Even though I do not get to choose books for next year’s book club, this is my top pick for American Housewives in Brazil. Isadora Tattlin (not her real name) writes about living in Havana for four school years during the late 1990’s. I do not think she thought Fidel would be alive in 2007 (is he really?) and am guessing not much has changed in the last decade so it could be considered up-to-date, even though it was published 5 years ago.
I bought the book because of the title and because I wanted to pick apart the format of her memoir, not because I was dying to read about Cuba. Before living in Mexico City, I did not know that the US had an “Interests Section” in Cuba which is a vague US presence in Havana, not an embassy, not a consulate, more of a governmental monitoring group if I understand it correctly. My friend (and she was not American) lived in Havana at the same time as the author and made regular trips to Miami in the Tupelov aircrafts described in the book just to eat, protein especially.
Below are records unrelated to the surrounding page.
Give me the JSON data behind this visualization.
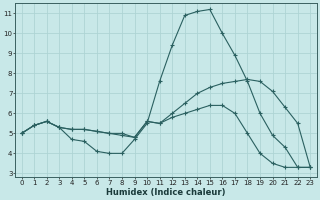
{
  "xlabel": "Humidex (Indice chaleur)",
  "ylabel": "",
  "background_color": "#c8e8e8",
  "grid_color": "#aed4d4",
  "line_color": "#2a6060",
  "xlim": [
    -0.5,
    23.5
  ],
  "ylim": [
    2.8,
    11.5
  ],
  "yticks": [
    3,
    4,
    5,
    6,
    7,
    8,
    9,
    10,
    11
  ],
  "xticks": [
    0,
    1,
    2,
    3,
    4,
    5,
    6,
    7,
    8,
    9,
    10,
    11,
    12,
    13,
    14,
    15,
    16,
    17,
    18,
    19,
    20,
    21,
    22,
    23
  ],
  "line1_x": [
    0,
    1,
    2,
    3,
    4,
    5,
    6,
    7,
    8,
    9,
    10,
    11,
    12,
    13,
    14,
    15,
    16,
    17,
    18,
    19,
    20,
    21,
    22,
    23
  ],
  "line1_y": [
    5.0,
    5.4,
    5.6,
    5.3,
    4.7,
    4.6,
    4.1,
    4.0,
    4.0,
    4.7,
    5.5,
    7.6,
    9.4,
    10.9,
    11.1,
    11.2,
    10.0,
    8.9,
    7.6,
    6.0,
    4.9,
    4.3,
    3.3,
    3.3
  ],
  "line2_x": [
    0,
    1,
    2,
    3,
    4,
    5,
    6,
    7,
    8,
    9,
    10,
    11,
    12,
    13,
    14,
    15,
    16,
    17,
    18,
    19,
    20,
    21,
    22,
    23
  ],
  "line2_y": [
    5.0,
    5.4,
    5.6,
    5.3,
    5.2,
    5.2,
    5.1,
    5.0,
    5.0,
    4.8,
    5.6,
    5.5,
    6.0,
    6.5,
    7.0,
    7.3,
    7.5,
    7.6,
    7.7,
    7.6,
    7.1,
    6.3,
    5.5,
    3.3
  ],
  "line3_x": [
    0,
    1,
    2,
    3,
    4,
    5,
    6,
    7,
    8,
    9,
    10,
    11,
    12,
    13,
    14,
    15,
    16,
    17,
    18,
    19,
    20,
    21,
    22,
    23
  ],
  "line3_y": [
    5.0,
    5.4,
    5.6,
    5.3,
    5.2,
    5.2,
    5.1,
    5.0,
    4.9,
    4.8,
    5.6,
    5.5,
    5.8,
    6.0,
    6.2,
    6.4,
    6.4,
    6.0,
    5.0,
    4.0,
    3.5,
    3.3,
    3.3,
    3.3
  ],
  "tick_fontsize": 5.0,
  "xlabel_fontsize": 6.0
}
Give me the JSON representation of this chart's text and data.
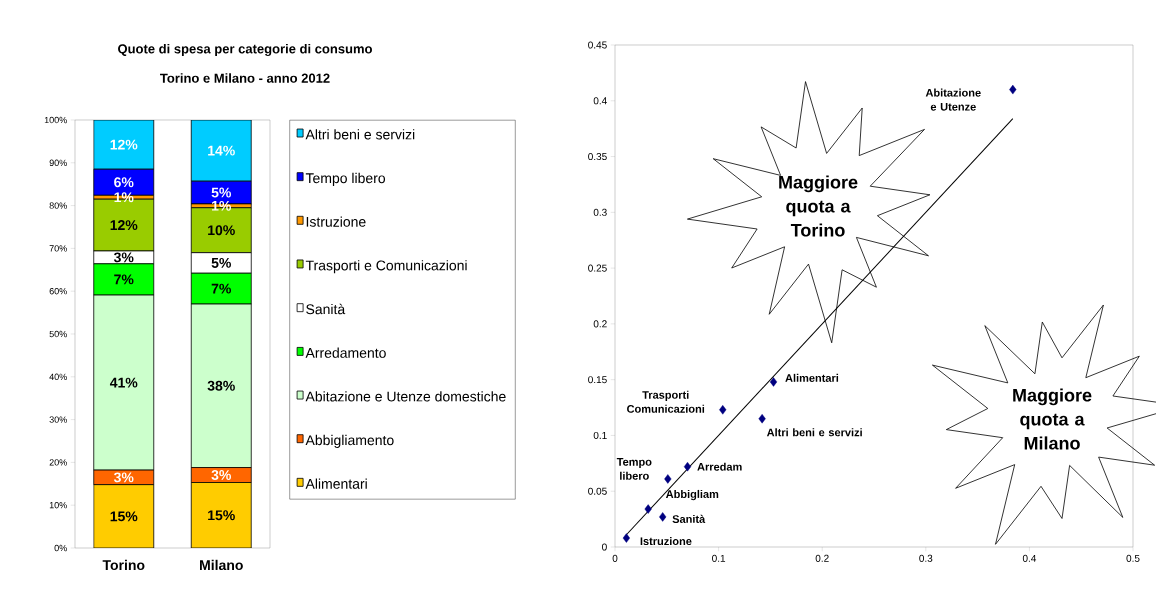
{
  "chart_data": [
    {
      "type": "bar",
      "stacked": true,
      "title": "Quote di spesa  per categorie di consumo",
      "subtitle": "Torino e Milano - anno 2012",
      "categories": [
        "Torino",
        "Milano"
      ],
      "series": [
        {
          "name": "Alimentari",
          "color": "#ffcc00",
          "values": [
            14.8,
            15.3
          ],
          "value_labels": [
            "15%",
            "15%"
          ]
        },
        {
          "name": "Abbigliamento",
          "color": "#ff6600",
          "values": [
            3.4,
            3.5
          ],
          "value_labels": [
            "3%",
            "3%"
          ]
        },
        {
          "name": "Abitazione e Utenze domestiche",
          "color": "#ccffcc",
          "values": [
            40.9,
            38.2
          ],
          "value_labels": [
            "41%",
            "38%"
          ]
        },
        {
          "name": "Arredamento",
          "color": "#00ff00",
          "values": [
            7.3,
            7.2
          ],
          "value_labels": [
            "7%",
            "7%"
          ]
        },
        {
          "name": "Sanità",
          "color": "#ffffff",
          "values": [
            3.0,
            4.8
          ],
          "value_labels": [
            "3%",
            "5%"
          ]
        },
        {
          "name": "Trasporti e Comunicazioni",
          "color": "#99cc00",
          "values": [
            12.1,
            10.5
          ],
          "value_labels": [
            "12%",
            "10%"
          ]
        },
        {
          "name": "Istruzione",
          "color": "#ff9900",
          "values": [
            0.9,
            0.9
          ],
          "value_labels": [
            "1%",
            "1%"
          ]
        },
        {
          "name": "Tempo libero",
          "color": "#0000ff",
          "values": [
            6.1,
            5.3
          ],
          "value_labels": [
            "6%",
            "5%"
          ]
        },
        {
          "name": "Altri beni e servizi",
          "color": "#00ccff",
          "values": [
            11.5,
            14.3
          ],
          "value_labels": [
            "12%",
            "14%"
          ]
        }
      ],
      "ylim": [
        0,
        100
      ],
      "yticks": [
        {
          "value": 0,
          "label": "0%"
        },
        {
          "value": 10,
          "label": "10%"
        },
        {
          "value": 20,
          "label": "20%"
        },
        {
          "value": 30,
          "label": "30%"
        },
        {
          "value": 40,
          "label": "40%"
        },
        {
          "value": 50,
          "label": "50%"
        },
        {
          "value": 60,
          "label": "60%"
        },
        {
          "value": 70,
          "label": "70%"
        },
        {
          "value": 80,
          "label": "80%"
        },
        {
          "value": 90,
          "label": "90%"
        },
        {
          "value": 100,
          "label": "100%"
        }
      ],
      "legend": "right"
    },
    {
      "type": "scatter",
      "series": [
        {
          "color": "#000080",
          "marker": "diamond",
          "x": [
            0.384,
            0.153,
            0.104,
            0.142,
            0.07,
            0.051,
            0.032,
            0.046,
            0.011
          ],
          "values": [
            0.41,
            0.148,
            0.123,
            0.115,
            0.072,
            0.061,
            0.034,
            0.027,
            0.008
          ]
        },
        {
          "type": "line",
          "color": "#000000",
          "x": [
            0.011,
            0.384
          ],
          "values": [
            0.011,
            0.384
          ]
        }
      ],
      "xlim": [
        0,
        0.5
      ],
      "ylim": [
        0,
        0.45
      ],
      "xticks": [
        0,
        0.1,
        0.2,
        0.3,
        0.4,
        0.5
      ],
      "yticks": [
        0,
        0.05,
        0.1,
        0.15,
        0.2,
        0.25,
        0.3,
        0.35,
        0.4,
        0.45
      ],
      "annotations": [
        "Maggiore quota a Torino",
        "Maggiore quota a Milano",
        {
          "text": "Abitazione e Utenze",
          "x": 0.384,
          "y": 0.41
        },
        {
          "text": "Alimentari",
          "x": 0.153,
          "y": 0.148
        },
        {
          "text": "Trasporti Comunicazioni",
          "x": 0.104,
          "y": 0.123
        },
        {
          "text": "Altri beni e servizi",
          "x": 0.142,
          "y": 0.115
        },
        {
          "text": "Arredam",
          "x": 0.07,
          "y": 0.072
        },
        {
          "text": "Tempo libero",
          "x": 0.051,
          "y": 0.061
        },
        {
          "text": "Abbigliam",
          "x": 0.032,
          "y": 0.034
        },
        {
          "text": "Sanità",
          "x": 0.046,
          "y": 0.027
        },
        {
          "text": "Istruzione",
          "x": 0.011,
          "y": 0.008
        }
      ]
    }
  ]
}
Rice, beans, and rum were the standard fare for her and her husband in Havana. We also have a dear friend who was the US State Department representative who told Fidel that the US was cutting off diplomatic relations with Cuba. Living in Santiago de Cuba in the early 1960’s, his eight month’s pregnant wife had to ford a river in a US Army Jeep to give birth to her baby at Gitmo. Lastly, at the church we attended in Mexico, one of the self-professed dowagers of the church was Miss Cuba in the late 1950’s (she might have been a runner up) and she used to tell me about how beautiful Cuba was; she did not want to return because she did not want to see her family’ s home in shambles.
That is the sum total of what I knew about Cuba before reading the book. It is a must read for every ex-pat, especially those living in Latin America. Isadora’s shopping list to move to Cuba from Bangladesh is mindboggling, even for this hardened shopper. I identified with her love of snack size Ziploc bags, among many other things. My only issue with the book is her blaming a lost economic opportunity for Cubans on Monica Lewinsky (if she’d included Bill I would have been fine with it). From now on, when I think about living without certain food items in China I am going to remember Isadora paying $17 for a crappy head of lettuce. Then again, that might be me.